Un soviético en Cuba
A inicios de los 60 llegaban a Cuba todo tipo de intelectuales para impregnarse de la primavera de la revolución. Algunos eran cineastas. La temprana creación del ICAIC en marzo de 1959, entre los primeros decretos del nuevo gobierno, fue como la propia revolución cubana en su sentido político y metodológico: un escándalo teórico. Es decir, algo que rompió paradigmas, no solo los conservadores sino también los revolucionarios.
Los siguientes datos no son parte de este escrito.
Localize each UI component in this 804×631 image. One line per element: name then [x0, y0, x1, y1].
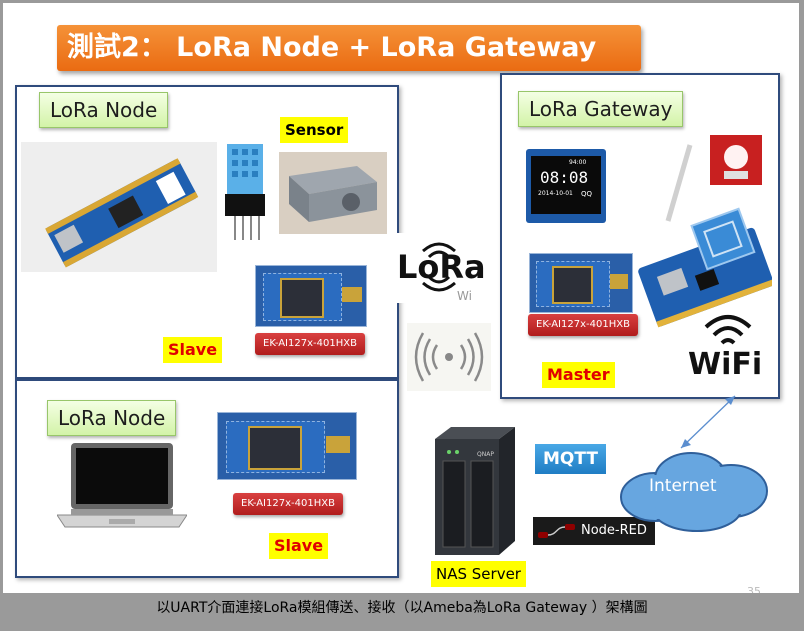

En 1961 llegó un enorme grupo de trabajo del Comité Estatal de Cine de la URSS y de los Estudios MOSFILM para iniciar la colaboración en un ambicioso proyecto: mostrar al mundo la epopeya de la lucha revolucionaria cubana. Allí se planteó la idea de realizar una película sin tener idea de cuál, pero con la intención de plasmar la solidaridad de la URSS. Los soviéticos propusieron a Kalatozov, un director que se hallaba en la cima de su carrera ya que había ganado la Palma de oro de Cannes en 1958 con su filme más recordado: Vuelan las grullas. Además, trabajaría en colaboración con su director de fotografía habitual, Sergei Urusevsky y el guión del poeta Evgueni Evtushenko, aparte de un grupo de técnicos conformado por más de cien personas.
Choque cultural
Los soviéticos no se desprendieron del romanticismo y querían hacer algo grandioso. Aunque hablaban de Cuba como algo nuevo, se imponía la épica soviética, un desencuentro entre el caribe y el alma eslava. ¿Era puro realismo socialista? Soy Cuba no encaja en sus férreas definiciones pero se le parece demasiado.
La película consta de cuatro historias, todas antes de la revolución, empezando por la elegante juerga de los ricos extranjeros en la Cuba de Batista, el drama campesino contra la United Fruit Company, la lucha estudiantil ante la represión y la insurrección que logra el triunfo.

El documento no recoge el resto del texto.